Sackings allowed for God's sake
The Federal Government is introducing its new religious discrimination bill to parliament.
After several years of trying to pass a bill to protect religious rights, Prime Mininster Scott Morrison says the latest version will bring “clarity” and “confidence” that “Australians of faith will be protected from discrimination”.
However, the bill does not protect people from being the subjects of discimrination by religious people and organisations.
The Prime Minister believes there is a lack of religious protection against the prevalence of “cancel culture” on campuses and in Australian corporate life.
The Government’s latest bill would protect Australians making “statements of belief” from being penalised under existing state-based discrimination laws.
It only applies if those statements do not “threaten, intimidate, harass or vilify a person or group”.
Even so, in the guise of enhancing protections against discrimination, the bill protects behaviours that would otherwise be deemed discriminatory.
It allows religious schools and organisations to discriminate in the employment and enrolment of people of a particular faith.
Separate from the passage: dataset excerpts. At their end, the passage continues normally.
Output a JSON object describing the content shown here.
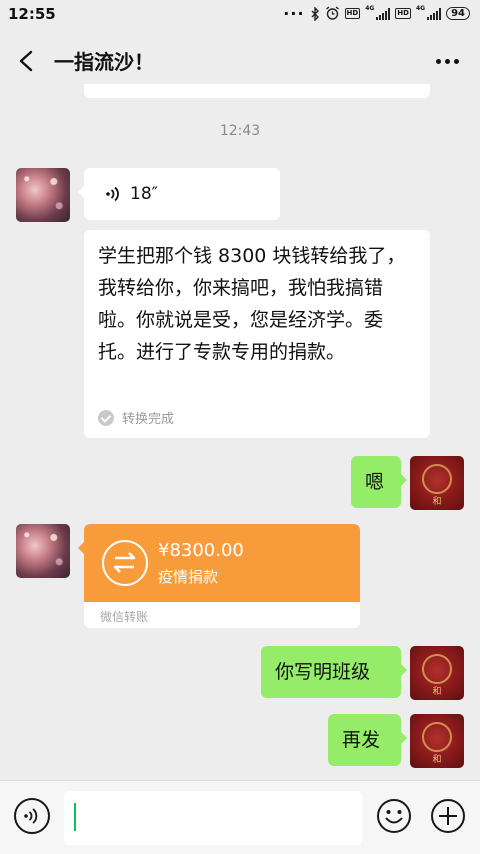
{
  "status_bar": {
    "time": "12:55",
    "network_label": "4G",
    "hd_label": "HD",
    "battery": "94"
  },
  "header": {
    "title": "一指流沙！"
  },
  "timestamp": "12:43",
  "messages": {
    "voice": {
      "duration": "18″"
    },
    "transcript": {
      "text": "学生把那个钱 8300 块钱转给我了，我转给你，你来搞吧，我怕我搞错啦。你就说是受，您是经济学。委托。进行了专款专用的捐款。",
      "status": "转换完成"
    },
    "out_1": "嗯",
    "transfer": {
      "amount": "¥8300.00",
      "note": "疫情捐款",
      "footer": "微信转账"
    },
    "out_2": "你写明班级",
    "out_3": "再发"
  },
  "avatar_me_glyph": "和",
  "colors": {
    "accent_green": "#95ec69",
    "transfer_orange": "#f89c3b",
    "caret_green": "#07c160"
  }
}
It also allows schools to sack staff or expel students for faith-based reasons, such as being a member of LGBTQ+ communities.
In 2018, Scott Morrison promised to ban religious schools from expelling students on the basis of their sexuality, which would require removing exemptions in the federal Sex Discrimination Act that permit religious schools to expel LGBTQ+ students and sack LGBTQ+ teachers. The bill unveiled this week does not fulfill this pledge.
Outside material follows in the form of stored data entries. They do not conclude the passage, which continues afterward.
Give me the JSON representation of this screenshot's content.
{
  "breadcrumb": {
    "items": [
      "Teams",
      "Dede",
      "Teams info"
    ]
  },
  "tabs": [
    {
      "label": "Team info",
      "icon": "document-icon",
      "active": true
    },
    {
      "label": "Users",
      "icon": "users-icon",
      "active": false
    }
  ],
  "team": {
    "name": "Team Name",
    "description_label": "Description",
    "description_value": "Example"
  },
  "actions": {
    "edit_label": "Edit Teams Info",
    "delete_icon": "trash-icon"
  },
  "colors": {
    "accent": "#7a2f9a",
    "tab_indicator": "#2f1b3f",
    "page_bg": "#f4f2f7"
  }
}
Attorney-General Michaelia Cash has asked the Australian Law Reform Commission to advise on the Sex Discrimination Act exemptions, but it can only report back 12 months after the Religious Discrimination Bill becomes law.
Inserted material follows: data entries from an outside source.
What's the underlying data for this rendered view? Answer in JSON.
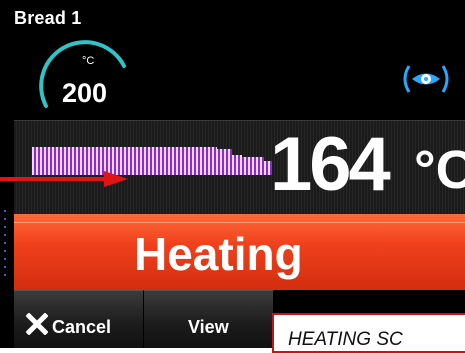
{
  "program": {
    "name": "Bread 1"
  },
  "setpoint": {
    "unit": "°C",
    "value": "200",
    "arc_color": "#2ec4c8"
  },
  "fan": {
    "icon": "fan-icon",
    "color": "#29a8ff"
  },
  "temperature": {
    "value": "164",
    "unit": "°C"
  },
  "status": {
    "label": "Heating",
    "color": "#e53c1c"
  },
  "buttons": {
    "cancel_label": "Cancel",
    "view_label": "View"
  },
  "caption": {
    "text": "HEATING SC"
  },
  "annotation": {
    "arrow_color": "#e01414"
  }
}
On the current timeline, religious schools might lose the right to sack LGBTQ+ staff and expel LGBTQ+ students in 2024.
Meanwhile, the Victorian Government says it will fight aspects of the federal government’s bill that would override state anti-discrimination laws.
Victorian Attorney-General Jaclyn Symes says it is a “little unclear” what the Coalition’s intentions are in regard to state-based laws, but threatened to take any action, including a High Court challenge, to defend the state’s standards.
Tasmanian shadow attorney general, Ella Haddad, has described the federal bill as “a fundamental states’ rights [issue]”.
“Our act is the strongest, in Tasmania, Tasmanians have more to lose under this federal bill than any other state,” she said.